Posted in Mountains, pictures, Statistics, University life with tags , , , , , , , , , , , , , , on November 22, 2012 by xi'an

On Monday, I attended the thesis defence of Rémi Bardenet in Orsay as a member (referee) of his thesis committee. While this was a thesis in computer science, which took place in the Linear Accelerator Lab in Orsay, it was clearly rooted in computational statistics, hence justifying my presence in the committee. The justification (!) for the splashy headline of this post is that Rémi’s work was motivated by the Pierre-Auger experiment on ultra-high-energy cosmic rays, where particles are detected through a network of 1600 water tanks spread over the Argentinian Pampa Amarilla on an area the size of Rhode Island (where I am incidentally going next week).

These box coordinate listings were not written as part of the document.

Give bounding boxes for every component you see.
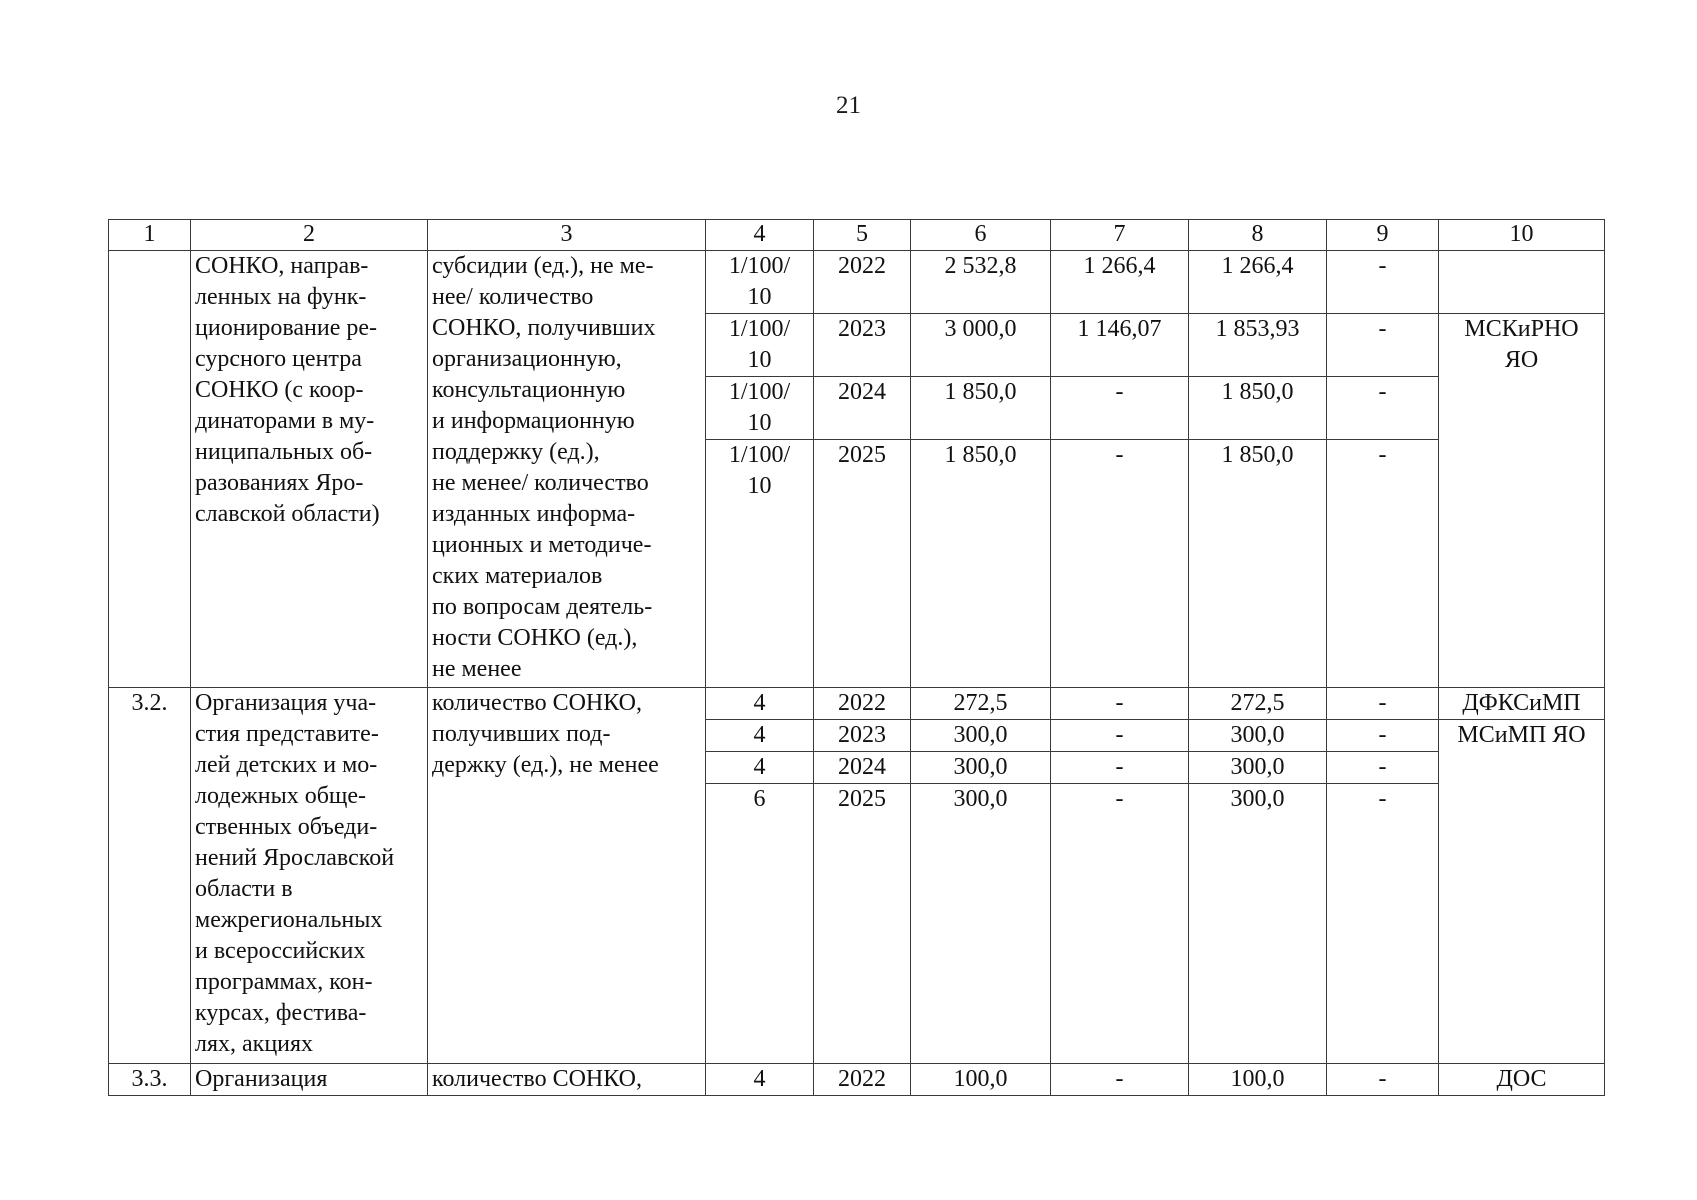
executor-cell: МСиМП ЯО — [1439, 720, 1605, 1064]
funding-col9-cell: - — [1327, 752, 1439, 784]
year-cell: 2022 — [814, 688, 911, 720]
header-cell: 10 — [1439, 220, 1605, 251]
funding-col7-cell: - — [1051, 440, 1189, 688]
indicator-value-cell: 4 — [706, 752, 814, 784]
header-cell: 7 — [1051, 220, 1189, 251]
funding-col7-cell: - — [1051, 752, 1189, 784]
funding-col8-cell: 300,0 — [1189, 752, 1327, 784]
year-cell: 2022 — [814, 251, 911, 314]
header-cell: 8 — [1189, 220, 1327, 251]
header-cell: 6 — [911, 220, 1051, 251]
event-description-cell: СОНКО, направ- ленных на функ- ционирование ре- сурсного центра СОНКО (с коор- динаторами в му- ниципальных об- разованиях Яро- славской области) — [191, 251, 428, 688]
table-row — [109, 251, 1605, 314]
row-number-cell: 3.2. — [109, 688, 191, 1064]
funding-col8-cell: 272,5 — [1189, 688, 1327, 720]
funding-col8-cell: 1 850,0 — [1189, 377, 1327, 440]
funding-col9-cell: - — [1327, 784, 1439, 1064]
indicator-value-cell: 4 — [706, 1064, 814, 1096]
total-funding-cell: 300,0 — [911, 720, 1051, 752]
funding-col8-cell: 1 266,4 — [1189, 251, 1327, 314]
funding-col7-cell: - — [1051, 720, 1189, 752]
indicator-value-cell: 1/100/ 10 — [706, 251, 814, 314]
funding-col7-cell: 1 266,4 — [1051, 251, 1189, 314]
funding-col9-cell: - — [1327, 251, 1439, 314]
funding-col7-cell: - — [1051, 688, 1189, 720]
header-cell: 9 — [1327, 220, 1439, 251]
total-funding-cell: 100,0 — [911, 1064, 1051, 1096]
total-funding-cell: 1 850,0 — [911, 440, 1051, 688]
event-description-cell: Организация — [191, 1064, 428, 1096]
executor-cell: МСКиРНО ЯО — [1439, 314, 1605, 688]
row-number-cell: 3.3. — [109, 1064, 191, 1096]
year-cell: 2025 — [814, 784, 911, 1064]
indicator-value-cell: 4 — [706, 720, 814, 752]
total-funding-cell: 3 000,0 — [911, 314, 1051, 377]
funding-col8-cell: 300,0 — [1189, 784, 1327, 1064]
header-cell: 4 — [706, 220, 814, 251]
funding-col7-cell: - — [1051, 377, 1189, 440]
total-funding-cell: 272,5 — [911, 688, 1051, 720]
indicator-cell: субсидии (ед.), не ме- нее/ количество СОНКО, получивших организационную, консультационную и информационную поддержку (ед.), не менее/ количество изданных информа- ционных и методиче- ских материалов по вопросам деятель- ности СОНКО (ед.), не менее — [428, 251, 706, 688]
table-row — [109, 1064, 1605, 1096]
funding-col9-cell: - — [1327, 1064, 1439, 1096]
funding-col7-cell: - — [1051, 784, 1189, 1064]
year-cell: 2023 — [814, 720, 911, 752]
page-number: 21 — [836, 92, 861, 119]
indicator-cell: количество СОНКО, получивших под- держку (ед.), не менее — [428, 688, 706, 1064]
total-funding-cell: 300,0 — [911, 752, 1051, 784]
indicator-cell: количество СОНКО, — [428, 1064, 706, 1096]
total-funding-cell: 1 850,0 — [911, 377, 1051, 440]
total-funding-cell: 2 532,8 — [911, 251, 1051, 314]
year-cell: 2023 — [814, 314, 911, 377]
program-table — [108, 219, 1605, 1096]
funding-col7-cell: - — [1051, 1064, 1189, 1096]
total-funding-cell: 300,0 — [911, 784, 1051, 1064]
indicator-value-cell: 1/100/ 10 — [706, 314, 814, 377]
executor-cell — [1439, 251, 1605, 314]
funding-col9-cell: - — [1327, 377, 1439, 440]
header-cell: 3 — [428, 220, 706, 251]
funding-col8-cell: 1 850,0 — [1189, 440, 1327, 688]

The part of Rémi’s thesis presented during the defence concentrated on his AMOR algorithm, arXived in a paper written with Olivier Cappé and Gersende Fort. AMOR stands for adaptive Metropolis online relabelling and combines adaptive MCMC techniques with relabelling strategies to fight label-switching (e.g., in mixtures). I have been interested in mixtures for eons (starting in 1987 in Ottawa with applying Titterington, Smith, and Makov to chest radiographs) and in label switching for ages (starting at the COMPSTAT conférence in Bristol in 1998). Rémi’s approach to the label switching problem follows the relabelling path, namely a projection of the original parameter space into a smaller subspace (that is also a quotient space) to avoid permutation invariance and lack of identifiability. (In the survey I wrote with Kate Lee, Jean-Michel Marin and Kerrie Mengersen, we suggest using the mode as a pivot to determine which permutation to use on the components of the mixture.) The paper suggests using an Euclidean distance to a mean determined adaptively, μt, with a quadratic form Σt also determined on-the-go, minimising (Pθ-μt)TΣt(Pθ-μt) over all permutations P at each step of the algorithm. The intuition behind the method is that the posterior over the restricted space should look like a roughly elliptically symmetric distribution, or at least like a unimodal distribution, rather than borrowing bits and pieces from different modes. While I appreciate the technical tour de force represented by the proof of convergence of the AMOR algorithm, I remain somehow sceptical about the approach and voiced the following objections during the defence: first, the assumption that the posterior becomes unimodal under an appropriate restriction is not necessarily realistic. Secondary modes often pop in with real data (as in the counter-example we used in our paper with Alessandra Iacobucci and Jean-Michel Marin). Next, the whole apparatus of fighting multiple modes and non-identifiability, i.e. fighting label switching, is to fall back on posterior means as Bayes estimators. As stressed in our JASA paper with Gilles Celeux and Merrilee Hurn, there is no reason for doing so and there are several reasons for not doing so:

• it breaks down under model specification, i.e., when the number of components is not correct
• it does not improve the speed of convergence but, on the opposite, restricts the space visited by the Markov chain
• it may fall victim to the fatal attraction of secondary modes by fitting too small an ellipse around one of those modes
• it ultimately depends on the parameterisation of the model
• there is no reason for using posterior means in mixture problems, posterior modes or cluster centres can be used instead

I am therefore very much more in favour of producing a posterior distribution that is as label switching as possible (since the true posterior is completely symmetric in this respect). Post-processing the resulting sample can be done by using off-the-shelf clustering in the component space, derived from the point process representation used by Matthew Stephens in his thesis and subsequent papers. It also allows for a direct estimation of the number of components.

In any case, this was a defence worth-attending that led me to think afresh about the label switching problem, with directions worth exploring next month while Kate Lee is visiting from Auckland. Rémi Bardenet is now headed for a postdoc in Oxford, a perfect location to discuss further label switching and to engage into new computational statistics research!